La 28e Conférence des parties des Nations unies sur les changements climatiques (COP28) sera sans doute l’une des plus importantes de l’histoire après la COP21 de 2015 en France. Le rendez-vous de Dubaï s’ouvre le 30 novembre prochain avec deux sujets phares : le bilan mondial de l’Accord de Paris et la finalisation du débat sur le fonds des «  pertes et dommages  ». Objectif, permettre un nouveau départ dans les relations entre le Nord et le Sud pour contrer ensemble le dérèglement climatique.
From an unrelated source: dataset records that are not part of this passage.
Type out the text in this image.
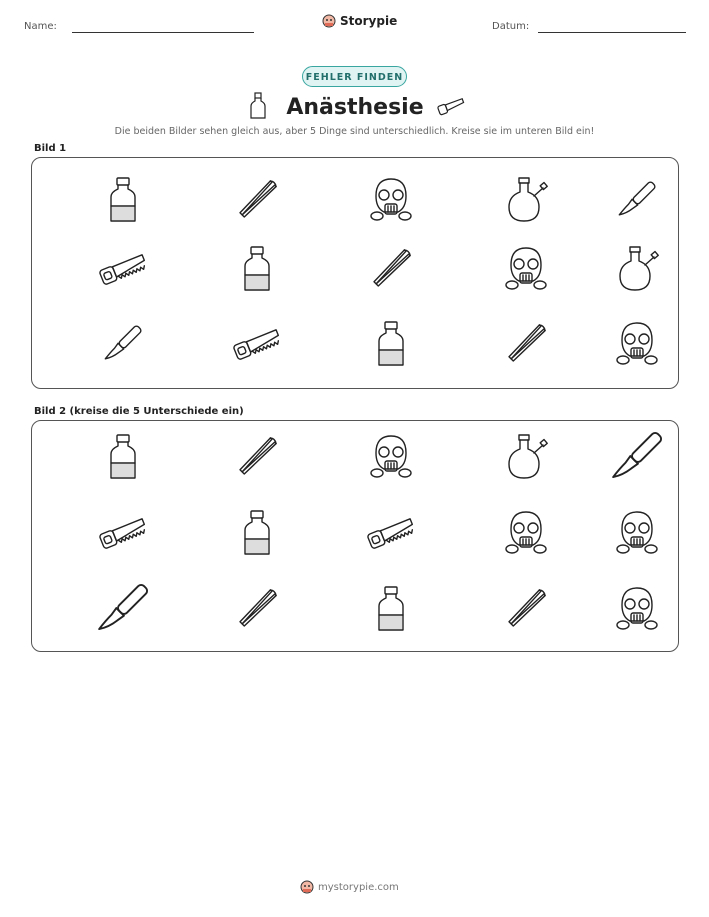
Name:	Storypie	Datum:
FEHLER FINDEN
Anästhesie
Die beiden Bilder sehen gleich aus, aber 5 Dinge sind unterschiedlich. Kreise sie im unteren Bild ein!
Bild 1
Bild 2 (kreise die 5 Unterschiede ein)
mystorypie.com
La 28e Conférence des parties des Nations unies sur les changements climatiques (COP28) s’ouvre ce jeudi 30 novembre 2023 aux Émirats arabes unis (EAU). Durant 12 jours de débat et de négociations, les représentants de 196 États et des plus hautes organisations internationales telles que l’Union européenne (UE) se prêtent à nouveau à ce jeu décisif pour l’avenir de la planète. L’enjeu est doublement majeur pour cette édition. D’abord parce que le premier Bilan mondial (Global Stocktake), visant à évaluer l’Accord de Paris adopté lors de la COP21 en 2015, y sera présenté pour une validation universelle. Ensuite, parce que les participants de Dubaï achèveront les discussions sur les détails du fonds pour les pertes et dommages entériné en novembre 2022 dans le cadre de la COP27 en Égypte.
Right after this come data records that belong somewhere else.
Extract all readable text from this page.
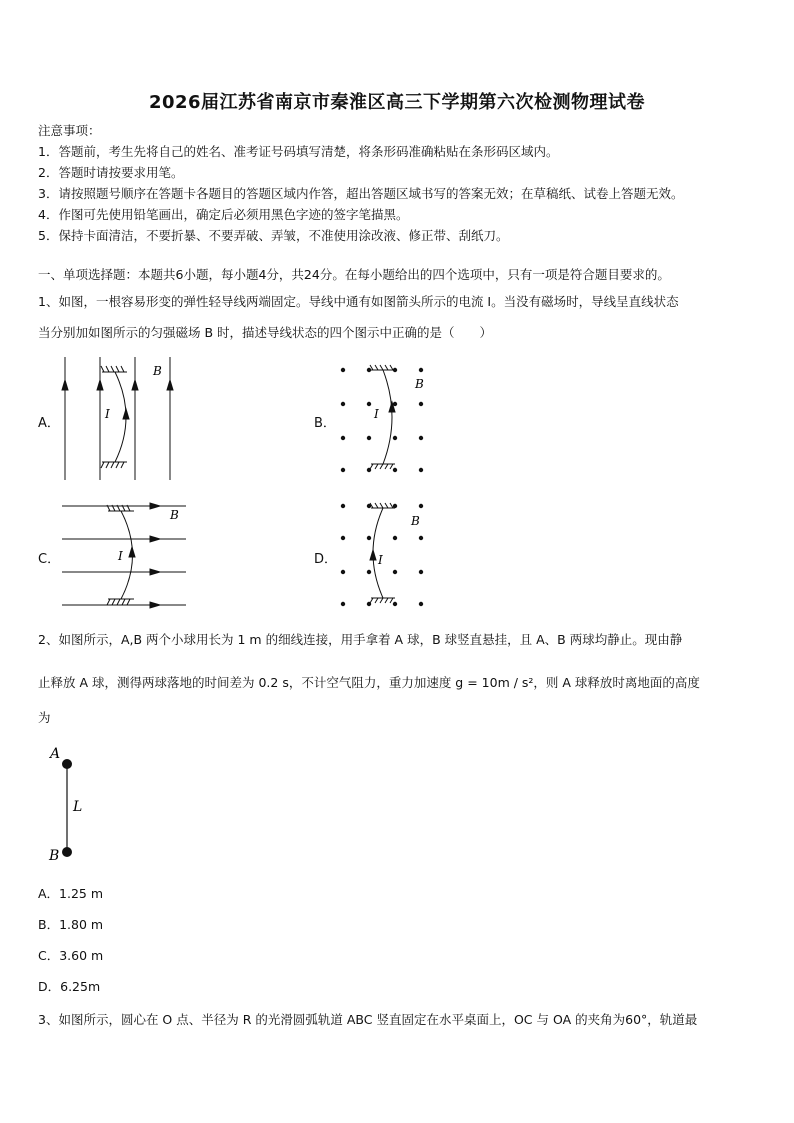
2026届江苏省南京市秦淮区高三下学期第六次检测物理试卷
注意事项：
1．答题前，考生先将自己的姓名、准考证号码填写清楚，将条形码准确粘贴在条形码区域内。
2．答题时请按要求用笔。
3．请按照题号顺序在答题卡各题目的答题区域内作答，超出答题区域书写的答案无效；在草稿纸、试卷上答题无效。
4．作图可先使用铅笔画出，确定后必须用黑色字迹的签字笔描黑。
5．保持卡面清洁，不要折暴、不要弄破、弄皱，不准使用涂改液、修正带、刮纸刀。
一、单项选择题：本题共6小题，每小题4分，共24分。在每小题给出的四个选项中，只有一项是符合题目要求的。
1、如图，一根容易形变的弹性轻导线两端固定。导线中通有如图箭头所示的电流 I。当没有磁场时，导线呈直线状态
当分别加如图所示的匀强磁场 B 时，描述导线状态的四个图示中正确的是（　　）
A．
I
B
B．
I
B
C．	I
B
D．	I
B
2、如图所示，A,B 两个小球用长为 1 m 的细线连接，用手拿着 A 球，B 球竖直悬挂，且 A、B 两球均静止。现由静
止释放 A 球，测得两球落地的时间差为 0.2 s，不计空气阻力，重力加速度 g = 10m / s²，则 A 球释放时离地面的高度
为
A
B
L
A．1.25 m
B．1.80 m
C．3.60 m
D．6.25m
3、如图所示，圆心在 O 点、半径为 R 的光滑圆弧轨道 ABC 竖直固定在水平桌面上，OC 与 OA 的夹角为60°，轨道最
Au sujet de l’Accord de Paris, il sera question d’examiner en profondeur sa mise en œuvre par les 174 signataires parmi lesquels l’Afrique du Sud, la Namibie, l’Algérie, le Bénin, le Botswana, le Burundi, le Burkina Faso, le Cameroun ou encore la Côte d’Ivoire, pour ne citer que ces pays africains. En rappel, ce traité international recommande de « maintenir l’augmentation de la température mondiale en deçà de 2 degrés Celsius par rapport aux niveaux préindustriels et à poursuivre les efforts pour limiter encore davantage l’augmentation de la température à 1,5 degré Celsius ». Cette démarche devrait permettre par exemple d’éviter des vagues de chaleur et des précipitations plus fréquentes et plus graves.
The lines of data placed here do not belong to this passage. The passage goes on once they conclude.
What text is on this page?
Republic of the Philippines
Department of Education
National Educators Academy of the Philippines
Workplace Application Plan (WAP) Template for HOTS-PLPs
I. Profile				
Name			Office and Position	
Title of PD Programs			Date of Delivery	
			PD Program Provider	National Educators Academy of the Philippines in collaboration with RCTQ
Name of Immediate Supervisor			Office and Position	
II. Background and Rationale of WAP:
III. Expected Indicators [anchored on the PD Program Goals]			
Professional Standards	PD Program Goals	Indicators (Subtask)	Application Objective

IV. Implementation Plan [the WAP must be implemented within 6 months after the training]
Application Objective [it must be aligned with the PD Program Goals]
Où en est l’Accord de Paris ?

Or, huit ans après le rendez-vous la COP française, le Groupe d’experts intergouvernemental sur l’évolution du climat (Giec) estime que le rythme actuel nous mène tout droit vers +3 degrés Celsius à la fin du siècle en cours. En effet, la transition énergétique est la solution universelle préconisée par les analystes au profit des énergies renouvelables. Sauf que bon nombre de pays ne sont pas prêts de renoncer au charbon, au pétrole et au gaz qui accentuent le réchauffement climatique. Et c’est là le principal blocage de l’Accord de Paris. Sur les cinq continents, les hydrocarbures dictent encore leur loi avec des niveaux de pollution toujours plus élevés.

Le Sénégal par exemple n’envisage pas de tourner le dos à son gaz tandis que la République démocratique du Congo (RDC) exploite à vive allure son potentiel minier. L’Allemagne championne industrielle de l’Europe — qui a une vaste ambition de neutralité carbone d’ici à 2030, a quand même réactivé jusqu’à 12 centrales à charbon au troisième trimestre de 2022 « pour faire face à la crise énergétique » exacerbée par la guerre en Ukraine. Un schéma qui sape les avancées de Glasgow et ne plait pas du tout aux négociateurs de la prochaine COP28. Le premier Bilan mondial ne sera donc pas une partie de plaisir pour toutes les délégations, surtout que le royaume hôte est lui-même critiqué pour l’extraction pétrolière.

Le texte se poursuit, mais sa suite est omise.